Comment donc, ajoutent-ils, l’homme est-il tombé dans cette misère ? – C’est par sa négligence et par sa propre faute. Mais comment, disent-ils, par sa propre faute ? – Consultez-vous vous-même, et vous le comprendrez aisément. Car si les méchants ne sont pas méchants par leur propre faute, pourquoi frappez-vous quelquefois votre serviteur ? Pourquoi faites-vous des reproches à votre femme ? Pourquoi châtiez-vous votre fils ? Pourquoi accusez-vous votre ami ? Pourquoi haïssez-vous celui qui vous fait une injustice ? Si ces personnes sont innocentes dans le mal qu’elles font, et si elles ne sont pas elles-mêmes cause du mal qu’elles commettent, vous devez plutôt les plaindre que les punir. C’est que je ne suis pas conséquent, direz-vous, et que je sais mal raisonner. – Et cependant lorsque vous êtes bien convaincu qu’il n’y a point de la faute de vos domestiques, quel que soit le fait, vous savez très bien raisonner et pardonner. Quand votre serviteur par exemple ne fait pas ce que vous lui avez commandé, parce qu’il est malade, vous ne vous plaignez pas de lui, mais vous le plaignez lui-même. Vous reconnaissez donc alors que, s’il ne vous obéit pas ; ce n’est que par une cause étrangère qui est la faiblesse de son corps, et non un dérèglement volontaire qu’on puisse lui imputer légitimement. Il en est de même du premier homme. Si vous étiez convaincu qu’il eût été créé dans le péché, bien loin de le blâmer de sa chute, vous le plaindriez dans son malheur. Car il ne serait pas raisonnable d’excuser votre serviteur lorsqu’il ne vous obéit point parce qu’il est malade, et de n’excuser pas le premier homme d’avoir désobéi à Dieu, s’il avait été créé dans une impuissance naturelle de lui obéir.

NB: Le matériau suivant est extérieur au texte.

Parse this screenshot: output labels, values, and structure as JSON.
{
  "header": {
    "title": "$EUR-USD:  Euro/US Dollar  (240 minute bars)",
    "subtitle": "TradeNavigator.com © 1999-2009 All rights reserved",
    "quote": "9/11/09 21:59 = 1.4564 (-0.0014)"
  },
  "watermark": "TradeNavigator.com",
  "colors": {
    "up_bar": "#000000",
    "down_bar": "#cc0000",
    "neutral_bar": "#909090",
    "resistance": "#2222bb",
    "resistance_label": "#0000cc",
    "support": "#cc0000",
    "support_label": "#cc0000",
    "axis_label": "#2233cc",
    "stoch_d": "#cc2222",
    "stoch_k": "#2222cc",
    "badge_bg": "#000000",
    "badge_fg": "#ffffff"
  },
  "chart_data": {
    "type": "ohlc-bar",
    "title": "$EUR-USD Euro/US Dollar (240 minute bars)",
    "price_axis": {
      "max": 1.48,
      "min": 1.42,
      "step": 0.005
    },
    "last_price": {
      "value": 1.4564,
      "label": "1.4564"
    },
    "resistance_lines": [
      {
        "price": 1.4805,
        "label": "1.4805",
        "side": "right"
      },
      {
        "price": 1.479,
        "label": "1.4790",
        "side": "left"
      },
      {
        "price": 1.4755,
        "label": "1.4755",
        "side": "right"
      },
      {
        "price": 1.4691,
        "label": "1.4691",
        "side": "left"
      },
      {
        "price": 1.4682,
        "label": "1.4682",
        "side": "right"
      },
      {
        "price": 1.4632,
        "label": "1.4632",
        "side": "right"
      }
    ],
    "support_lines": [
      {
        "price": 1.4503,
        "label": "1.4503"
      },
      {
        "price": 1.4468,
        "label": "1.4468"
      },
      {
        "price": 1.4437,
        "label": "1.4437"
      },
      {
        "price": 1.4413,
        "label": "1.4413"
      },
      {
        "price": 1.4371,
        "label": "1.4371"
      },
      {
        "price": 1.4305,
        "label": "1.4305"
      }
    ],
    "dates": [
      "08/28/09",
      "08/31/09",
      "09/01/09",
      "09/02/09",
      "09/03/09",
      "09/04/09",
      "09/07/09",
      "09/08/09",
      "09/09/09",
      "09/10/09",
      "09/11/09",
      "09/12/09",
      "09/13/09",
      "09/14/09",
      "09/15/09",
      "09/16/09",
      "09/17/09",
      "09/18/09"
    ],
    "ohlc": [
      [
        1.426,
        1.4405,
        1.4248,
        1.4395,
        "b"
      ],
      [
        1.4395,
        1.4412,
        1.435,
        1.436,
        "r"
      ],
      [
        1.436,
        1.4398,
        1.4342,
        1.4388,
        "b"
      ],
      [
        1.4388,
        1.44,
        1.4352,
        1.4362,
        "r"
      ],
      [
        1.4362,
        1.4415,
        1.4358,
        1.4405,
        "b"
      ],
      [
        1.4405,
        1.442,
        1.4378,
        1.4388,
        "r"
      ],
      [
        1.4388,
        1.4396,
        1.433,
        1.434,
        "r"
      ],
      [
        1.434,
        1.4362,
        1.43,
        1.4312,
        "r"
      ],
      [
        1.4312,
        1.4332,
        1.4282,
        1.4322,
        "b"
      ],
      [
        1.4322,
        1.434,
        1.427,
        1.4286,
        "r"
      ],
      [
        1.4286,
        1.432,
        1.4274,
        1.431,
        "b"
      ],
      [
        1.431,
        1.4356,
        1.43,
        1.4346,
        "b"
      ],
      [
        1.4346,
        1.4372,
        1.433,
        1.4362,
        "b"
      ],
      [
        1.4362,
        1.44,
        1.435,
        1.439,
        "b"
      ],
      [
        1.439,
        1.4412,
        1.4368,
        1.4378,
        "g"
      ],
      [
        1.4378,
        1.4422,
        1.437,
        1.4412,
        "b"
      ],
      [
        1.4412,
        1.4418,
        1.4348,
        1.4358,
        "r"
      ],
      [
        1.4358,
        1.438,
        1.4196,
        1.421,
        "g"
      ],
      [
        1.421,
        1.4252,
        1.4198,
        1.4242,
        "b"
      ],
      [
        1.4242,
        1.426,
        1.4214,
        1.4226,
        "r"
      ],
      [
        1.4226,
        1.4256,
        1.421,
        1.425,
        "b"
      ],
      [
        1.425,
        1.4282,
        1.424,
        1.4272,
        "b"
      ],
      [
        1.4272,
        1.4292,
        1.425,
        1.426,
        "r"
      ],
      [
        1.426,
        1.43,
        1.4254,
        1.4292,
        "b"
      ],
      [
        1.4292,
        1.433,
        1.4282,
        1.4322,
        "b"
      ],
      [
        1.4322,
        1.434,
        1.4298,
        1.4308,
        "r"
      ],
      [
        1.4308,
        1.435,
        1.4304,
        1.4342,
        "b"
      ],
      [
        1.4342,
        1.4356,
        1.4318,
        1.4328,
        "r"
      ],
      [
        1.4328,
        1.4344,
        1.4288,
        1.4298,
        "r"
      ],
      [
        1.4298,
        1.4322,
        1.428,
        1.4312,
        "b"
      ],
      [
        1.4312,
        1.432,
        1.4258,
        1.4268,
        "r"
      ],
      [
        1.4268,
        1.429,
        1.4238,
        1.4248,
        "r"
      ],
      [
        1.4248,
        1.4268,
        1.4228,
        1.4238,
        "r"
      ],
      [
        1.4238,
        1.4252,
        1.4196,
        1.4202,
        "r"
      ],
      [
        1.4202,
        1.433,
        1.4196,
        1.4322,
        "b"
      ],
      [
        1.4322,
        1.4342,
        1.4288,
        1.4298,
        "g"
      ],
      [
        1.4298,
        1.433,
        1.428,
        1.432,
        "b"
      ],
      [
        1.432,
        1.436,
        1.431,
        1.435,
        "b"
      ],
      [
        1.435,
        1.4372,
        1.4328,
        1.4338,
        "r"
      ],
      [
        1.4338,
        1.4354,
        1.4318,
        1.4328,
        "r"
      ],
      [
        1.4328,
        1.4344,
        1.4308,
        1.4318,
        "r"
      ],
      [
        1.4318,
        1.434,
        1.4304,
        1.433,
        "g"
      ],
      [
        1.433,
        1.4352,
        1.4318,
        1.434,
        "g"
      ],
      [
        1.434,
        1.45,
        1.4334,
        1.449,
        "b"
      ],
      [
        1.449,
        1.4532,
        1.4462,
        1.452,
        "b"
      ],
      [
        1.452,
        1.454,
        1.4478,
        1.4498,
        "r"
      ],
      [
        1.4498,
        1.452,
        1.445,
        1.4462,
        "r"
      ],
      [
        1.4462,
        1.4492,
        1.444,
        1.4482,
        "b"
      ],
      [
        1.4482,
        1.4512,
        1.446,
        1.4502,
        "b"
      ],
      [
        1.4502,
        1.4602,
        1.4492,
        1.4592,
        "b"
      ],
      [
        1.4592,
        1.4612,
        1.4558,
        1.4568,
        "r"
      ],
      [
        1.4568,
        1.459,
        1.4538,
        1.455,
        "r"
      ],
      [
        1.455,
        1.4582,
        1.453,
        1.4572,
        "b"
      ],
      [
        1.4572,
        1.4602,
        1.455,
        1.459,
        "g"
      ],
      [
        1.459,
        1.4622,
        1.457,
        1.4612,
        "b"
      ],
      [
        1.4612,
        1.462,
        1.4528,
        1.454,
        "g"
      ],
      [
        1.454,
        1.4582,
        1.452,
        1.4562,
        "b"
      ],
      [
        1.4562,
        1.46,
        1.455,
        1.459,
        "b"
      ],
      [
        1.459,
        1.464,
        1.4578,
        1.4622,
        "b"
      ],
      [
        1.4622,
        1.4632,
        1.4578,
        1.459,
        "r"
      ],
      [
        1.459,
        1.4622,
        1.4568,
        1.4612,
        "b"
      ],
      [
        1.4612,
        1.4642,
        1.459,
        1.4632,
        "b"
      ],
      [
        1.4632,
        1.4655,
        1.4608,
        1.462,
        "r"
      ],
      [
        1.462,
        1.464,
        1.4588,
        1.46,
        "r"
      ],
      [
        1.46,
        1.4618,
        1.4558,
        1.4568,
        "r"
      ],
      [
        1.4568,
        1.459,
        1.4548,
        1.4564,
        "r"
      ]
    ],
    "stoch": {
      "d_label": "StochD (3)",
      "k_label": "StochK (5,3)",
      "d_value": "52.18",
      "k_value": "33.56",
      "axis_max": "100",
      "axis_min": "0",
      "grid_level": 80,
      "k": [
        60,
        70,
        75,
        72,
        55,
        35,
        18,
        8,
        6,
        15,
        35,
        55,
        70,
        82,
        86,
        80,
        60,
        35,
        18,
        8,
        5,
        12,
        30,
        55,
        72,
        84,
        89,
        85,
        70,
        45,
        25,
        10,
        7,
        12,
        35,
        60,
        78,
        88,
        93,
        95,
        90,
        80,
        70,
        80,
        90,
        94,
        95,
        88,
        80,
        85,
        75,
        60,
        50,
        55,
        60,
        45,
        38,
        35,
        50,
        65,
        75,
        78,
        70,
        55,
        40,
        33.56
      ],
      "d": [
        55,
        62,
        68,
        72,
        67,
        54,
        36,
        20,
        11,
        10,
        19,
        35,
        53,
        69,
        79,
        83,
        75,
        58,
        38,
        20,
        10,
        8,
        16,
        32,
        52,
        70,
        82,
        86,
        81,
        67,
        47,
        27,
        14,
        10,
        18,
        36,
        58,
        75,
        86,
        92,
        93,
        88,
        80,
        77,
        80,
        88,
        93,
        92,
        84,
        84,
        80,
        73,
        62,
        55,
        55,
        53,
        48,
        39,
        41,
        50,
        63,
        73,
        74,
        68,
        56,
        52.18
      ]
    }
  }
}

Mais nous pouvons encore, d’une autre manière, fermer la bouche à nos contradicteurs. La vérité n’est jamais au dépourvu. Car d’où vient, par exemple, qu’ils n’accusent point leurs serviteurs de ce qu’ils n’ont pas la mine ou la taille assez avantageuse ou de ce qu’ils n’ont pas d’ailes ; sinon parce qu’ils savent que le défaut de ces qualités vient de la nature et non de la volonté, et qu’ainsi on ne peut justement accuser ceux qui ne les ont point ? Il n’y a personne qui ne demeure d’accord de cette vérité. Lors donc que vous accusez un homme, il est visible dès lors que ce que vous reprenez en lui, vient du choix de la volonté et non de la nécessité de la nature. Car si nous ne pouvons, blâmer comme une faute ce qui est purement naturel, il est clair que ce que nous croyons avoir droit de condamner, ne vient pas de la nature, mais du choix libre de la volonté.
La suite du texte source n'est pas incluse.